Confesiones de la mirada a solas
Destellos narrativos sobre la sensibilidad, la introspección y las imágenes
Abigail Plata
estudiante de la ENMJN

I
Suelo ser un ratón muy curioso, lleno de ideas y de una energía deslumbrante. Me encanta descubrir más de lo que mi pequeño tamaño me permite.

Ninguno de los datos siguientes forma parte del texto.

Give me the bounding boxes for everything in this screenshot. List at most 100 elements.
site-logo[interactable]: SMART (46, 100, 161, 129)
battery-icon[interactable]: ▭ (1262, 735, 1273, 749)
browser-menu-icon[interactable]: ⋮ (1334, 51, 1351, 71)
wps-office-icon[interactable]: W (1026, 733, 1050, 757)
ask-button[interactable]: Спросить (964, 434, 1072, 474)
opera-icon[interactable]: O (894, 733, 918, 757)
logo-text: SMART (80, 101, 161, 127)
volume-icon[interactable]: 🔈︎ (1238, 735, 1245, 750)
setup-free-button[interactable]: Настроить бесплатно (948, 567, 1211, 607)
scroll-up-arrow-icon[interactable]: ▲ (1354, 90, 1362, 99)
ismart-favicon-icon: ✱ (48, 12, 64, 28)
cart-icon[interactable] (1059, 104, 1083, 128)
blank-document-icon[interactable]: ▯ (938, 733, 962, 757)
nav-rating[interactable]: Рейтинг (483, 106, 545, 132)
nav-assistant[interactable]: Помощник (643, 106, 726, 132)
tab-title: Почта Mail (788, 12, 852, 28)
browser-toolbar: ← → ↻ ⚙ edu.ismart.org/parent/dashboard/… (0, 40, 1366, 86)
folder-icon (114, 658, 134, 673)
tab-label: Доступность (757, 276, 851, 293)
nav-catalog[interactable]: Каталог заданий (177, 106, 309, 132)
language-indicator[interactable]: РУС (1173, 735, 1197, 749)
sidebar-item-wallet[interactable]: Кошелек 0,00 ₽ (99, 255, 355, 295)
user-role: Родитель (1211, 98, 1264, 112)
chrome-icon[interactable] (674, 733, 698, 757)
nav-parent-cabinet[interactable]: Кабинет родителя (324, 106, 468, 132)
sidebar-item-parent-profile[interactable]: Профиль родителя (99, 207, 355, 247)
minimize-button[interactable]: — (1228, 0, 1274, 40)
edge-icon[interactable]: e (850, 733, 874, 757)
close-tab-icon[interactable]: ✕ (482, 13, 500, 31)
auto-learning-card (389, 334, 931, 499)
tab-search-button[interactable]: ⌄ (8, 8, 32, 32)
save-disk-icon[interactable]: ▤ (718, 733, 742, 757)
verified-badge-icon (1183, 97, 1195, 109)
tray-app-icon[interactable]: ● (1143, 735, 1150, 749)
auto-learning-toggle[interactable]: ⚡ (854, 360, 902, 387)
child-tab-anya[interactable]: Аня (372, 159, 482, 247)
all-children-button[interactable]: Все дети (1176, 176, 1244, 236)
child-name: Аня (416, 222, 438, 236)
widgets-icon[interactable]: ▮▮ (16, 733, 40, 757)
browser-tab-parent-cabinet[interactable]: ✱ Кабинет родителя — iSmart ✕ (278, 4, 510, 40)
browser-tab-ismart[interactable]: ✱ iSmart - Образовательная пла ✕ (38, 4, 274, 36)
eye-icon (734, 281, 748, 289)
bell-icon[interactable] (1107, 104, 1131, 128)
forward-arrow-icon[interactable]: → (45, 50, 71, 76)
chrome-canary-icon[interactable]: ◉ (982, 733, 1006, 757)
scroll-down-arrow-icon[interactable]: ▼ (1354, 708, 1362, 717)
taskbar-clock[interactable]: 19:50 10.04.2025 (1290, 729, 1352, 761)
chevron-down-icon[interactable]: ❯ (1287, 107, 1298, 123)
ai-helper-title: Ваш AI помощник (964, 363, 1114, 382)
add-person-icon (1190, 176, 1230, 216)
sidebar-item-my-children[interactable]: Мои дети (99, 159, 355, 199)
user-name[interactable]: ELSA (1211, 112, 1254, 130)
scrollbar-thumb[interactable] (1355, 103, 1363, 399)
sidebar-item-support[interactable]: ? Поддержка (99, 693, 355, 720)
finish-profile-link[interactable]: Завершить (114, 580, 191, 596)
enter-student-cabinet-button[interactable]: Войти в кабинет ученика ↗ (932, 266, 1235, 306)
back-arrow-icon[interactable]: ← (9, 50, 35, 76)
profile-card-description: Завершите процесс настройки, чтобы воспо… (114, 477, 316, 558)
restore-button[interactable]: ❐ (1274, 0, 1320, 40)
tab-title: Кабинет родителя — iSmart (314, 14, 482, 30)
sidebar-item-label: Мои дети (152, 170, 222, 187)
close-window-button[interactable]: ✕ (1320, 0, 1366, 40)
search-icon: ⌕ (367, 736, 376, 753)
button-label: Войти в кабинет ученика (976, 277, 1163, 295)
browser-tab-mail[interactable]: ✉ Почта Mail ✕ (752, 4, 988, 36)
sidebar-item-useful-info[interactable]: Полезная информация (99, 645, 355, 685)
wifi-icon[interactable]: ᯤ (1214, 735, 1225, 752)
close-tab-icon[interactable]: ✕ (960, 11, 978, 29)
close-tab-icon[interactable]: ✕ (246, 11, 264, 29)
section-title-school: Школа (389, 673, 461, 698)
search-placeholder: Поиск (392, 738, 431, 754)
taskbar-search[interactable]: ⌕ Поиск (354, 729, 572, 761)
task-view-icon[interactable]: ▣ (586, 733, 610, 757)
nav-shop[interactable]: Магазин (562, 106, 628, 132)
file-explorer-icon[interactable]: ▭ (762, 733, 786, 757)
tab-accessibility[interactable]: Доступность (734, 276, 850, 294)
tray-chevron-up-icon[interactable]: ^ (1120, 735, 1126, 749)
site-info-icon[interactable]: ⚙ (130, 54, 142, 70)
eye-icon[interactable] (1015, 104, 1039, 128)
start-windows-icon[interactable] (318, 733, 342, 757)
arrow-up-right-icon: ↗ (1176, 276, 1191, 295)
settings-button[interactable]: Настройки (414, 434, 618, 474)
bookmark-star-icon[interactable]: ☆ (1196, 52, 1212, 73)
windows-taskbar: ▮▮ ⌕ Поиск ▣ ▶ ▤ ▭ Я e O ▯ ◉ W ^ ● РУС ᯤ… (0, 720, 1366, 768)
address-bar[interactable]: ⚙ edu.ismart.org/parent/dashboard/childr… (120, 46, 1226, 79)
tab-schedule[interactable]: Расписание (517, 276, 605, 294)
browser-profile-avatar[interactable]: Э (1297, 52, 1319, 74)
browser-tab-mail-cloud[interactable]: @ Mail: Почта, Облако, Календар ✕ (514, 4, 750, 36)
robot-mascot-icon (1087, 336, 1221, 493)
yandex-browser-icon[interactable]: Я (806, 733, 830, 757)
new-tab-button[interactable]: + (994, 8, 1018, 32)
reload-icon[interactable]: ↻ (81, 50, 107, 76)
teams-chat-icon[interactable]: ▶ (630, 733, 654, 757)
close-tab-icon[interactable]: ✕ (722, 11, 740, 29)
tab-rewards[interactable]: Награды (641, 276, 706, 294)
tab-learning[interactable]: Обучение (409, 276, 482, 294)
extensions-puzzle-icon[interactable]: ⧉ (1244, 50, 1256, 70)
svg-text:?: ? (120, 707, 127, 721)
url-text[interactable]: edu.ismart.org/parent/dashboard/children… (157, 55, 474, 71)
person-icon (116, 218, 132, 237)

Recuerdo aquella noche en que el efecto de la luna me cautivó con su maravilla y su doloroso encierro.
Con cariño y a la vez con sensual arrebato, en el cruce del viento y la luz que nos acariciaban suavemente a ambos, y sabiendo que estaba mal, sin pensarlo mucho, mis patas se movían rápidamente. Podía verla mejor, casi sentirla.
De repente la mordí: quería ocultar aquella explosión interior… quería esconder que era un amor prohibido.
Sentí aquel deleite acompañado de miedo. No busqué justificar mi acción, pues fui yo quien se acercó; caí solo en la trampa, porque eso era: una trampa.
Pero, aun sabiéndolo, no pude evitar que se me antojara aquel queso.

II
Mira… solo mira y déjate consentir por la vista que a veces nos regala tales maravillas:
el amanecer, cuando la tierra parece incendiarse y aún bailan las estrellas.

III
La volví a ver… estaba tal como la recordaba. Claro, no cambiaría tanto en un par de noches. Me bastó verla unos instantes. Ella no sabe de mí, y honestamente yo no sé mucho de ella.
A veces se muestra dispersa con su brillo; es de esas presencias pasajeras que uno percibe solo en ciertos momentos.
Y cómo no sentirlo: es graciosa y amable, se ve distraída, pero a leguas se nota su inteligencia.
Me gusta mirarla discretamente y pensar:
¡Vaya!: ¡qué luna inolvidable!

IV
Debo decírtelo: eres el alma más profunda que he conocido.
Tu sonrisa luce cansada, pero algo la llena de luz, con esos ojos llorosos que revelan el fuego del corazón. Quiero que me escuches, pero no solo como un susurro, sino como un grito que esta vez debe ser atendido.
¿Qué más podría pedirte tu imagen en el espejo?

V
Sin aviso, como siempre, llegó la lluvia dentro de mi habitación. Aquella que suelta una ventisca amenazante… que me impide ver y pensar con claridad.
Conforme las gotas se tupían y engrosaban, sentía la respiración cada vez más agitada: caían gotas en verdad tan grandes que lastimaban mi cabeza. No obstante, recuerdo algunas ocasiones que, por el contrario, las gotas en mi piel eran tan ligeras que dudaba de que estuviera lloviendo.
Uno siente cuando las gotas caen hasta empaparte y dejarte helada de frío, como si te dijeran: aquí estoy.